L'AFFAIRE DE MA VIE
Des femmes dans la guerre d’Algérie
Diffusion Télénantes à partir du 2 Juin.

Diffusion samedi 17 mai à Brest
festival "Carnet de voyage
A presque 90 ans, Nelly, amie et collaboratrice de Germaine Tillion, l’ethnologue et grande résistante enterrée au Panthéon, retourne en Algérie. La-bas, très jeune elle a travaillé dans le Service des Centres Sociaux créé en 1955 par Germaine Tillion pour tenter d’éradiquer la misère alors très importante en Algérie.

Au cours de ce voyage, en mai 2018, nous avons suivi Nelly. Elle retrouve à Alger les lieux où elle a vécu et travaillé, mais elle retrouve aussi, après des années voire des décennies de séparation, plusieurs de ses amies de l’époque. Ces femmes, qu’elles soient françaises ou algériennes, payèrent le prix fort de leur engagement pendant ces années de guerre, pour plus de justice et de liberté. Cette visite de Nelly fait resurgir chez elles les souvenirs quelquefois joyeux mais souvent douloureux liés à la guerre. Au fil des récits on passe de l’amitié et la fraternité dans le travail passionnant, ou dans la résistance, au souvenir des épreuves, de la peur, de l’emprisonnement, de la torture, et de l’exil…

En dehors de leur amitié, quelque chose les rapproche cependant : toutes ces femmes croisèrent un jour la route de Germaine Tillion. Grace à elles, tout au long du film, on ne quitte jamais la figure héroïque de la Grande Dame, décédée il y a maintenant 10 ans…





PHILIPPE VIANNAY
Le rebelle et le visionnaire
Philippe Viannay s’est révélé à lui-même et aux autres en 1941. En pleine Occupation, alors étudiant en philosophie à la Sorbonne, il décide de créer le premier journal de la Résistance : « Défense de la France ». Cet organe de presse clandestin tirera jusqu’à 400.000 exemplaires, un chiffre inouï pour un titre qui était distribué à la sauvette, au nez et à la barbe des Allemands.

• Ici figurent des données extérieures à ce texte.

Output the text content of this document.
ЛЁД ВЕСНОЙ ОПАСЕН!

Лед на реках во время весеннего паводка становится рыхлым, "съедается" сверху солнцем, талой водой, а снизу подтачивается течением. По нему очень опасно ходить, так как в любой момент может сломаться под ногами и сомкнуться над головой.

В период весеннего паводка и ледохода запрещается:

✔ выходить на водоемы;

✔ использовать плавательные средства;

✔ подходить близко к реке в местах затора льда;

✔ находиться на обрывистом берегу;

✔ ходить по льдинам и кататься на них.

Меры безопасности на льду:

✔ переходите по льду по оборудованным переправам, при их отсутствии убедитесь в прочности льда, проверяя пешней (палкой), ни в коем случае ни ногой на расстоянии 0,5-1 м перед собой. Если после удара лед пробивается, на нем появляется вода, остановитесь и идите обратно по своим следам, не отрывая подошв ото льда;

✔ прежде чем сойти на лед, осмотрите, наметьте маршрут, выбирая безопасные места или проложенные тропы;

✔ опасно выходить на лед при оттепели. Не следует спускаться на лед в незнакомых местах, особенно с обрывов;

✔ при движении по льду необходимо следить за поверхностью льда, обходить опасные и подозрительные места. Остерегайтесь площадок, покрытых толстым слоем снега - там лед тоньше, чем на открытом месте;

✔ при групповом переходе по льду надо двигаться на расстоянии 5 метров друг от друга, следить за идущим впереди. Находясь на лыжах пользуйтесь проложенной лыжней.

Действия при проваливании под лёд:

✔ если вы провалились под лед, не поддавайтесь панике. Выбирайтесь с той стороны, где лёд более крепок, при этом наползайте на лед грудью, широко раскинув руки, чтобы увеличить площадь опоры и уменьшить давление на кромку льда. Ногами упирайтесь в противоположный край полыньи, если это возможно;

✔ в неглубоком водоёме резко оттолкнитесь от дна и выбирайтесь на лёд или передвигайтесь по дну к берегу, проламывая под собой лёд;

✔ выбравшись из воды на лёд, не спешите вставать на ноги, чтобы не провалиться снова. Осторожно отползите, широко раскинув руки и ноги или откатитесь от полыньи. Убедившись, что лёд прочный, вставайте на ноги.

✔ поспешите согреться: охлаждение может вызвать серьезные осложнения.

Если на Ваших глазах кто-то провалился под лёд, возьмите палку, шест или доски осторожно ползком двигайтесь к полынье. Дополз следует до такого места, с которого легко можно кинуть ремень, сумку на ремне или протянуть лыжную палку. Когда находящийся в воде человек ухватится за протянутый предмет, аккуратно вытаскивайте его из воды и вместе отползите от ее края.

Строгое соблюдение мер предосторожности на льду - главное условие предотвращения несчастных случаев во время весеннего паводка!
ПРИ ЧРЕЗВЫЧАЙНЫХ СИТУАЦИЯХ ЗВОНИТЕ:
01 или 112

Après la Libération, Viannay participera au lancement de plusieurs journaux mythiques : « France Soir », « France Observateur » et le « Matin de Paris ». Il créera aussi le célèbre Centre de Formation des Journalistes de la rue du Louvre (CFJ), d’où sortiront des générations de reporters et beaucoup de plumes célèbres.

Philippe Viannay s’était aussi découvert une passion pour la mer. Lui qui n’était pas marin, a fondé le Centre nautique des Glénans, qui deviendra la référence mondiale de l’enseignement de la voile. Il ira jusqu’à participer à la conception de nouveaux modèles de bateaux-écoles et sera à l’initiative du Conservatoire du littoral, qui empêchera la bétonisation de nombreuses côtes françaises et contribuera à la préservation de nos paysages.